R - Je suppose que vous parlez du Kosovo. Le problème de la légalité ne se pose pas parce que, selon notre analyse, et celle de M. Ban Ki-moon, il y aura une transition qui est prévue dans le statut final de la résolution 1244. Il y aura une transition douce. La mission EULEX se met en place. Elle commence son déploiement. Déjà, il y a beaucoup de fonctionnaires de tous les pays européens, des 27 pays européens, qui sont arrivés. C'est toujours la résolution 1244 qui s'applique. Le déploiement d'EULEX ira jusqu'au mois de juin. La mission de la MINUK, que j'ai eu l'honneur de diriger pendant deux ans, et la mission EULEX agiront donc en parallèle, pendant un certain temps.
Maintenant, sur le fond, je vais vous dire une chose : je voudrais dire à mes amis serbes que ce n'est pas une défaite pour eux, c'est, au contraire, un tremplin, une espérance.

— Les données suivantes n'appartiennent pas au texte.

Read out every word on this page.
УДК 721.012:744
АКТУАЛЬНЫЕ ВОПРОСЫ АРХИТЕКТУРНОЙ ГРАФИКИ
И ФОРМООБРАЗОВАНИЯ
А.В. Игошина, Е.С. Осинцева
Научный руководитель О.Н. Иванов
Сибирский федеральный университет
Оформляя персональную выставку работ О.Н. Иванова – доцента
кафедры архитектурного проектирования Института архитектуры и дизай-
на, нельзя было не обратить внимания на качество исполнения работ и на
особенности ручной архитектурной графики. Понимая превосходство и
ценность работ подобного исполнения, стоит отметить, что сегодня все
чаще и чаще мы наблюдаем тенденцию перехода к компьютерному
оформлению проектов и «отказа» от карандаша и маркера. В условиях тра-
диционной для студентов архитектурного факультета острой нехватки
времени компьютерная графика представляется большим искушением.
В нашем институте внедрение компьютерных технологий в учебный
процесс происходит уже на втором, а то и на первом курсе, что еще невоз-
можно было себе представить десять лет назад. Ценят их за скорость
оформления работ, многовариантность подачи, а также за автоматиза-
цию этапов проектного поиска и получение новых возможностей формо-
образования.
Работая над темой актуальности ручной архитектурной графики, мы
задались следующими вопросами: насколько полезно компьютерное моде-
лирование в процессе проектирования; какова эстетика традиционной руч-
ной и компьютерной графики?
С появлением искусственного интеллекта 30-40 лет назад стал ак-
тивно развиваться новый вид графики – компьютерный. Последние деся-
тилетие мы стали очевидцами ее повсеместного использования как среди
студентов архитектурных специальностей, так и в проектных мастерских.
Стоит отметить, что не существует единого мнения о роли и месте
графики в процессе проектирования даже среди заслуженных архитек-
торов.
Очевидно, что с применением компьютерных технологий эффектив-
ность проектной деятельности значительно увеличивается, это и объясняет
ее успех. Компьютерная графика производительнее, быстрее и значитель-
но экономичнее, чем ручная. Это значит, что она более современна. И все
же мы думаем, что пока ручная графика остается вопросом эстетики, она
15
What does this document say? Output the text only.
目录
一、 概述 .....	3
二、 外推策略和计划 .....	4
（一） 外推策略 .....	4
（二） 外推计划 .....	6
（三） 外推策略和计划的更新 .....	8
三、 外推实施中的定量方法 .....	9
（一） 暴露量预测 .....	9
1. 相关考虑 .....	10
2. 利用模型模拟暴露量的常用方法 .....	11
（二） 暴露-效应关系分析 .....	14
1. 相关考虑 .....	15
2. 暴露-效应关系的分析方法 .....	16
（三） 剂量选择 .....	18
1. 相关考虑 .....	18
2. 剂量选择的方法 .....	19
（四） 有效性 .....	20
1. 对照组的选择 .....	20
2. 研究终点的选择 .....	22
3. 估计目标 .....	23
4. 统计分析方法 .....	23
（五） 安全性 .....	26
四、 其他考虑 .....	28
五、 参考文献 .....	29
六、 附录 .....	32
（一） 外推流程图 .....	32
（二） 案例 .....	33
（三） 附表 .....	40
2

Je sais que c'est un grand changement mais j'ai plus que de l'amitié, j'ai de l'affection pour ce grand peuple. Je les connais bien et je sais ce que nous leur devons, nous les Européens, dans l'Histoire. Je comprends leur raidissement mais, en même temps, je voudrais faire preuve du plus d'ouverture possible. Il n'y avait pas d'autre solution. Nous avons cherché, vraiment cherché. Nous ne pouvions pas maintenir 25 ans comme à Chypre, des milliers de soldats sur place. Un pays qui, sur son territoire maintient une protection internationale d'une partie de sa population ne peut pas rentrer dans l'Union européenne.

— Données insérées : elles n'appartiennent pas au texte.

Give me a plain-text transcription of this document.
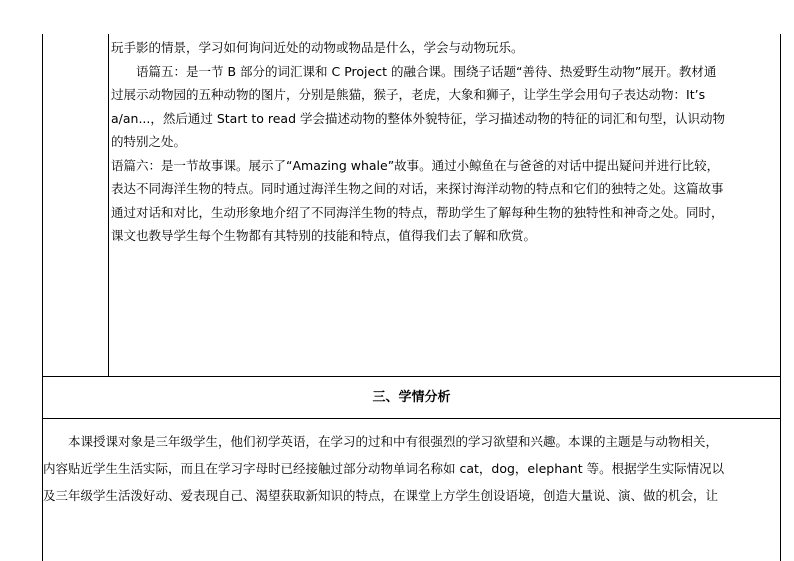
玩手影的情景，学习如何询问近处的动物或物品是什么，学会与动物玩乐。
　　语篇五：是一节 B 部分的词汇课和 C Project 的融合课。围绕子话题“善待、热爱野生动物”展开。教材通
过展示动物园的五种动物的图片，分别是熊猫，猴子，老虎，大象和狮子，让学生学会用句子表达动物：It’s
a/an...，然后通过 Start to read 学会描述动物的整体外貌特征，学习描述动物的特征的词汇和句型，认识动物
的特别之处。
语篇六：是一节故事课。展示了“Amazing whale”故事。通过小鲸鱼在与爸爸的对话中提出疑问并进行比较，
表达不同海洋生物的特点。同时通过海洋生物之间的对话，来探讨海洋动物的特点和它们的独特之处。这篇故事
通过对话和对比，生动形象地介绍了不同海洋生物的特点，帮助学生了解每种生物的独特性和神奇之处。同时，
课文也教导学生每个生物都有其特别的技能和特点，值得我们去了解和欣赏。
三、学情分析
　　本课授课对象是三年级学生，他们初学英语，在学习的过和中有很强烈的学习欲望和兴趣。本课的主题是与动物相关，
内容贴近学生生活实际，而且在学习字母时已经接触过部分动物单词名称如 cat，dog，elephant 等。根据学生实际情况以
及三年级学生活泼好动、爱表现自己、渴望获取新知识的特点，在课堂上方学生创设语境，创造大量说、演、做的机会，让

Je le leur dis et je les supplie de nous croire. Non seulement, ce n'est pas une décision tournée contre eux mais je suis persuadé qu'ils vont savoir se convertir et en profiter, même si, pour beaucoup de générations, moins pour les jeunes, c'est une épreuve très douloureuse et je comprends leur douleur.''
Q - L'Iran a annoncé, par la voix de son président qu'il avait arrêté toute négociation en dehors du cadre de l'AIEA. Comment comptez-vous gérer cette situation, comment parviendrez-vous à maintenir le dialogue avec les Iraniens si les négociations avec M. Solana sont arrêtées ?

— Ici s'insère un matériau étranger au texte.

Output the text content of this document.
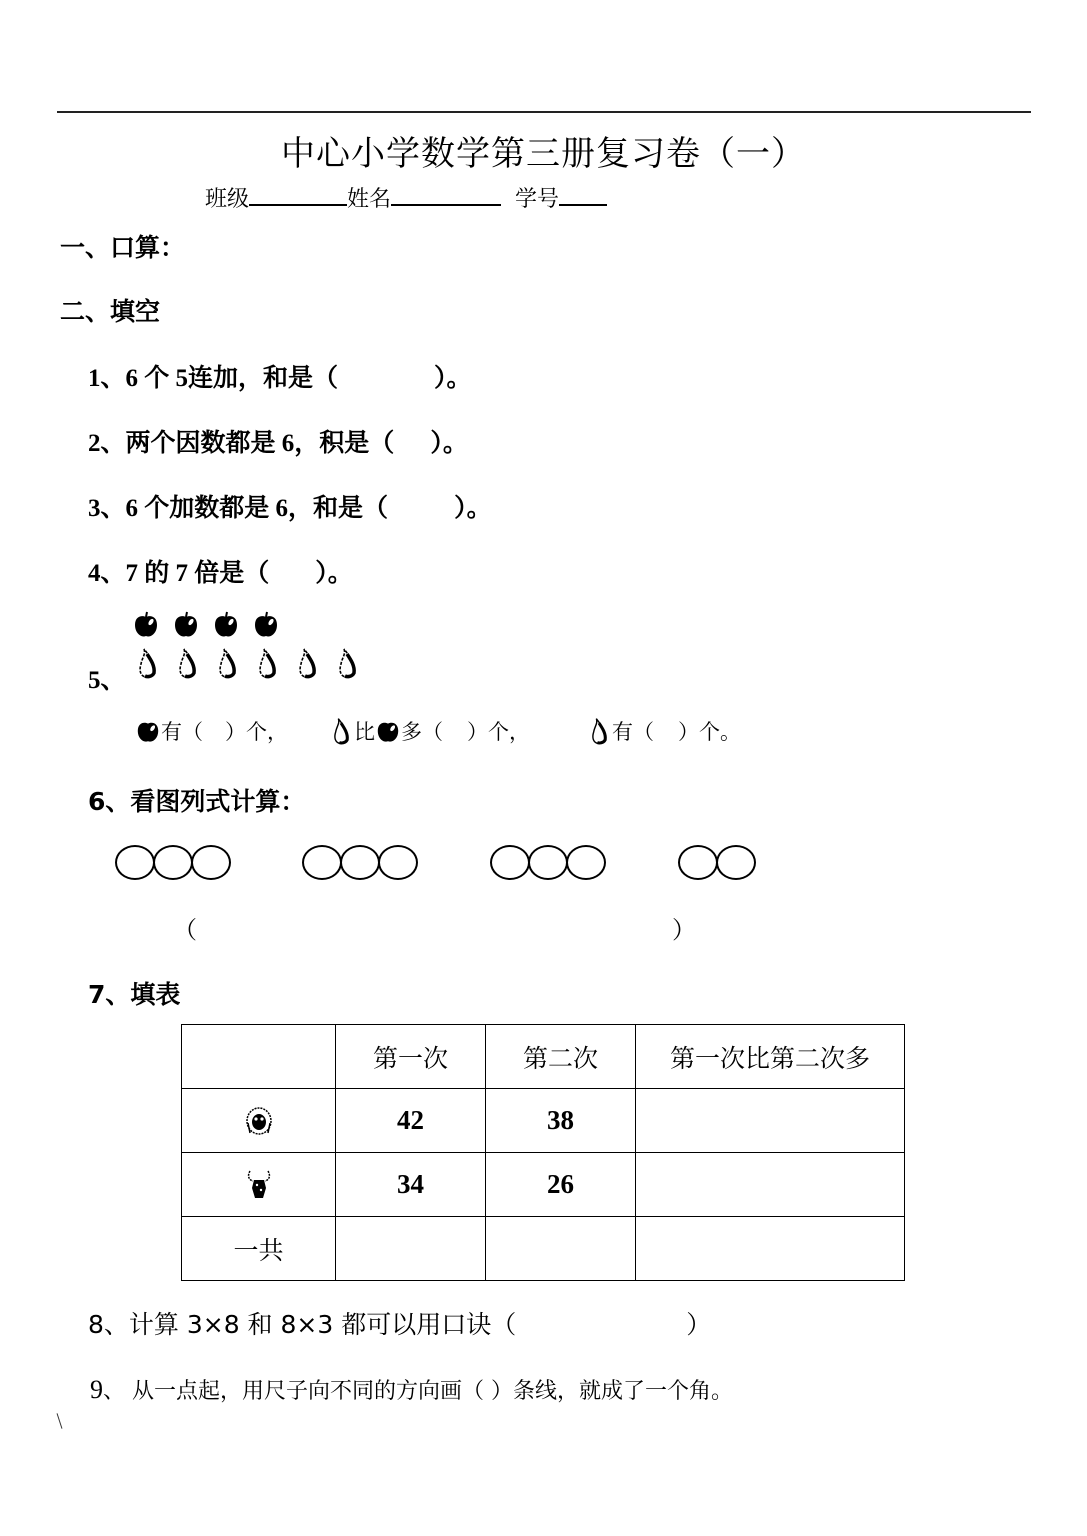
中心小学数学第三册复习卷（一）
班级	姓名	学号
一、口算：
二、填空
1、6 个 5连加，和是（	）。
2、两个因数都是 6，积是（ ）。
3、6 个加数都是 6，和是（	）。
4、7 的 7 倍是（ ）。
5、
有（ ）个，	比 多（ ）个，	有（ ）个。
6、看图列式计算：
（	）
7、填表
	第一次	第二次	第一次比第二次多

	42	38	

	34	26	
一共			
8、计算 3×8 和 8×3 都可以用口诀（	）
9、 从一点起，用尺子向不同的方向画（ ）条线，就成了一个角。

Les négociations avec M. Solana étaient pratiquement arrêtées, par épuisement des uns et des autres. C'est Javier Solana qui le dit, pas moi. En revanche, nous ne souhaitons pas arrêter le dialogue, au contraire. Comme vous le savez, la résolution 1803, qui a été acceptée et votée au Conseil de sécurité par 14 voix et une abstention, celle de l'Indonésie, lundi, comporte, pour la première fois, l'obligation du dialogue à côté de sanctions que nous avons tous décidées.
Vous me posez la question parce que vous êtes là. Je vous réponds parce que je suis là mais vous pourriez poser votre question aussi aux Chinois et aux Russes.
Nous avons tous décidé qu'il y avait un danger à voir, ou à supposer, que se poursuive la fabrication d'un arsenal militaire nucléaire.
Les dernières déclarations de l'Agence - dont le président iranien indique maintenant que c'est seulement à travers elle que nous pourrons nous parler - ces déclarations, en particulier celles du comité technique qui s'est réuni ces derniers jours, ne sont pas encourageantes. Je souhaite infiniment que le dialogue soit la règle, l'obligation et le succès.''
Q - Après les déclarations du président D??by concernant les membres de l'Arche de Zoé, qui réglera l'indemnité de 6 millions d'euros ?
R - Je n'en sais rien et vous qu'en savez vous ?
Q - Ah moi, je ne suis pas membre du gouvernement français !
R - Mais, Monsieur, ce n'est pas au gouvernement que cela s'adresse ! C'est évidemment une sanction pénale qui pèse sur les têtes des membres de l'Arche de Zoé et il faudra bien que nous trouvions une solution. Moi, je n'en sais rien, et ce n'est pas au gouvernement que cette demande s'adresse.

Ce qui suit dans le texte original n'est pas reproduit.